Data Processing & Reporting

1. Pre-Processing

  • Data is normalized and cleaned in the preprocessing phase.
  • Meter raw data is always preserved for transparency and available to the customer.
  • Data is preprocessed to compare measurements to base line values to obtain energy saving metrics.

2. Base Line Adjustment

  • The EARP platform implements IPMVP protocol for baseline adjustment. A dedicated IPMVP data entry menu enables the registration of events that have an impact on the agreed baseline, like additional loads, change of occupancy or working hours, etc. The customer is notified of the baseline change and has to approve the baseline adjustment introduced.

3. ESM behavior prediction

  • The EARP platform performs Artificial Intelligence features based on BDL (Bidirectional Link) and a “knob-less” data selection approach. The platform, according to the selected ESM, is fed with data coming from meters and sensors and self-select the data input which proves to provide the best accuracy of its embedded prediction algorithm and model.
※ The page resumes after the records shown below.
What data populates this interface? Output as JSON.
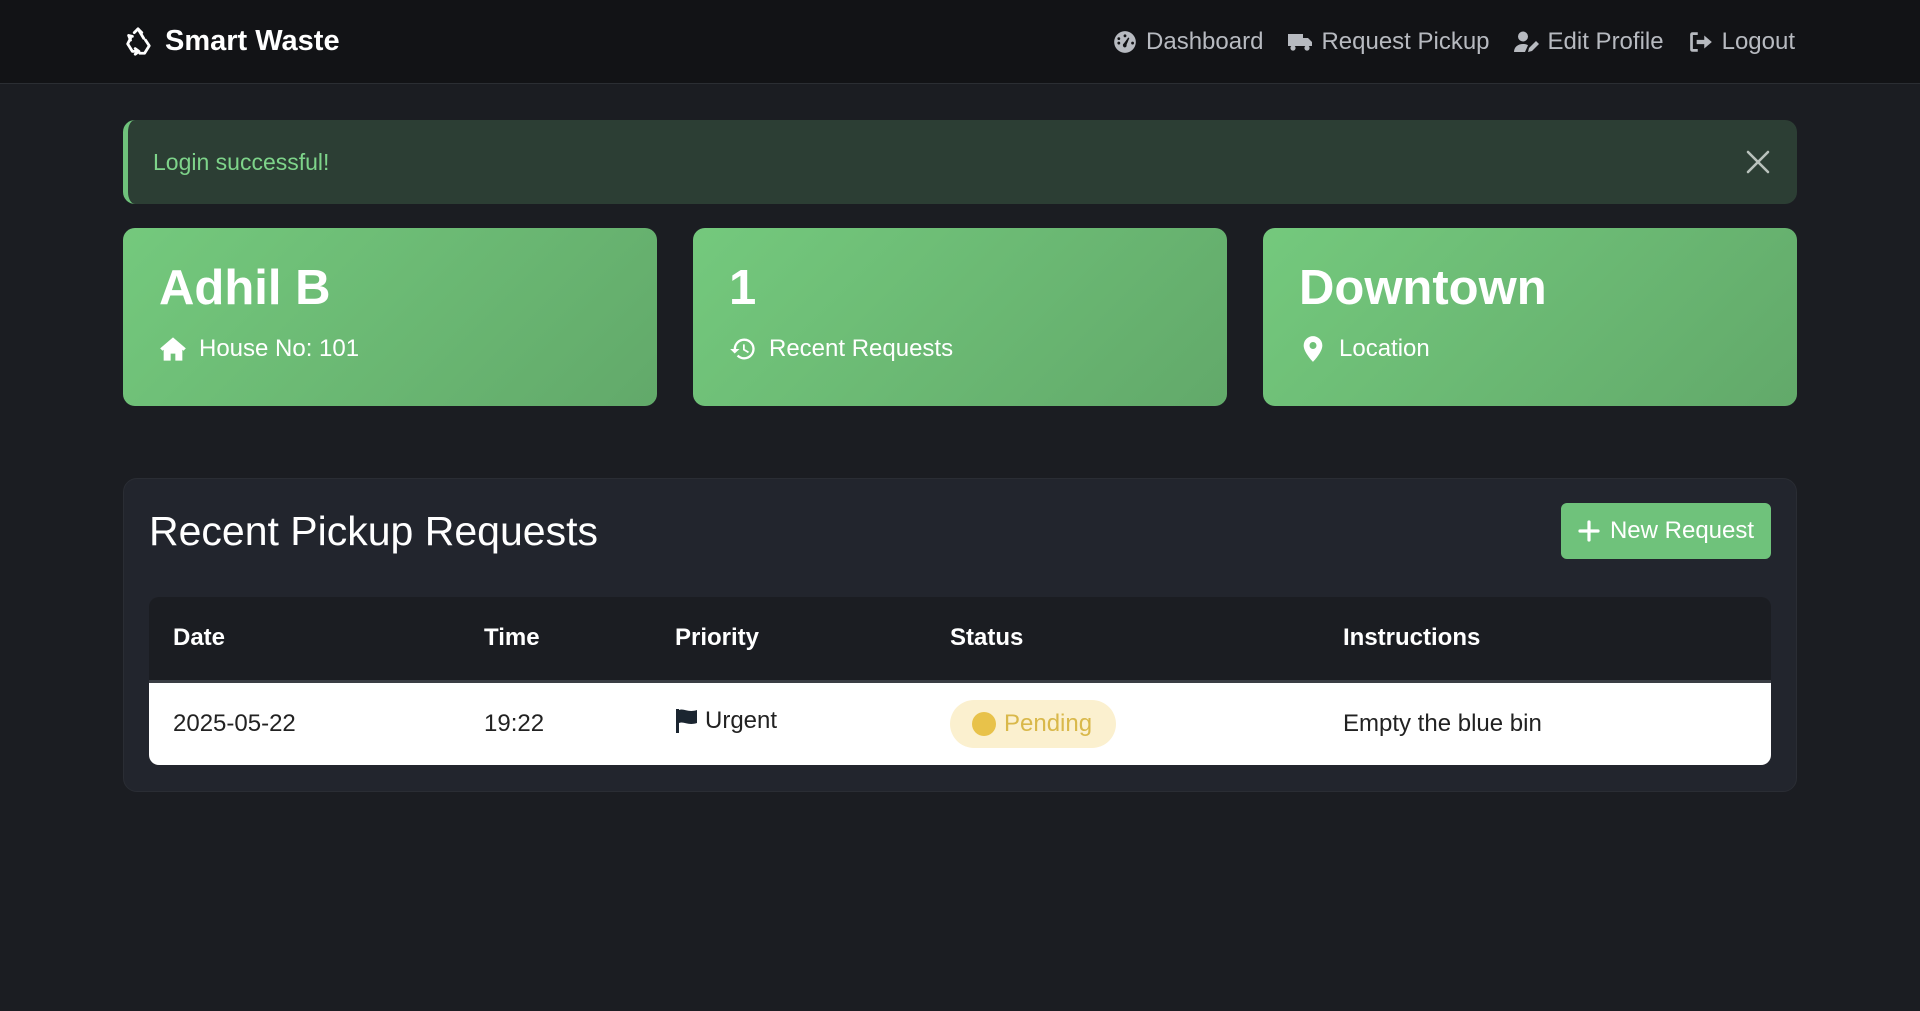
{
  "brand": {
    "name": "Smart Waste",
    "icon": "recycle-icon"
  },
  "nav": [
    {
      "label": "Dashboard",
      "icon": "dashboard-gauge-icon"
    },
    {
      "label": "Request Pickup",
      "icon": "truck-icon"
    },
    {
      "label": "Edit Profile",
      "icon": "user-edit-icon"
    },
    {
      "label": "Logout",
      "icon": "logout-icon"
    }
  ],
  "alert": {
    "message": "Login successful!"
  },
  "cards": [
    {
      "value": "Adhil B",
      "label": "House No: 101",
      "icon": "house-icon"
    },
    {
      "value": "1",
      "label": "Recent Requests",
      "icon": "history-icon"
    },
    {
      "value": "Downtown",
      "label": "Location",
      "icon": "map-pin-icon"
    }
  ],
  "panel": {
    "title": "Recent Pickup Requests",
    "new_button": "New Request"
  },
  "table": {
    "headers": [
      "Date",
      "Time",
      "Priority",
      "Status",
      "Instructions"
    ],
    "rows": [
      {
        "date": "2025-05-22",
        "time": "19:22",
        "priority": "Urgent",
        "status": "Pending",
        "instructions": "Empty the blue bin"
      }
    ]
  },
  "colors": {
    "accent": "#6fc27b",
    "background": "#1b1d22",
    "navbar": "#121316",
    "pending": "#e8c24a"
  }
}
References from different projects implemented by QuantumEsco are used to benchmark the accuracy of the prediction.

4. Reporting

  • The reporting engine delivers rich data visualization allowing clients and energy experts to quickly build customized visualization thanks to the widget editor, which simplifies the way of analyzing and correlating complex data.
  • Different reports are made available to the client depending on client’s custom requirements as well as automated M&V reporting
  • Dedicated Widgets helps energy engineers to building meaningful visualizations without having any specific IT competencies.

5. Smart Alerting

  • The alerts engine monitors the expected behavior of the ESM and based on the severity of the deviation, reacts with a predetermined, user defined, risk assessment and escalation protocol.

6. AI features

  • The platform has a dedicated AI menu interface showing the accuracy of the predictions and offering different settings from the full AI automated features selection to manual settings in the training menu where a new system without historical data could be “trained” by suggested human inputs;
    The Platform has a “knob less approach” where the features and parameters selection is automated and performed by the system itself based on the automatic training on historical data.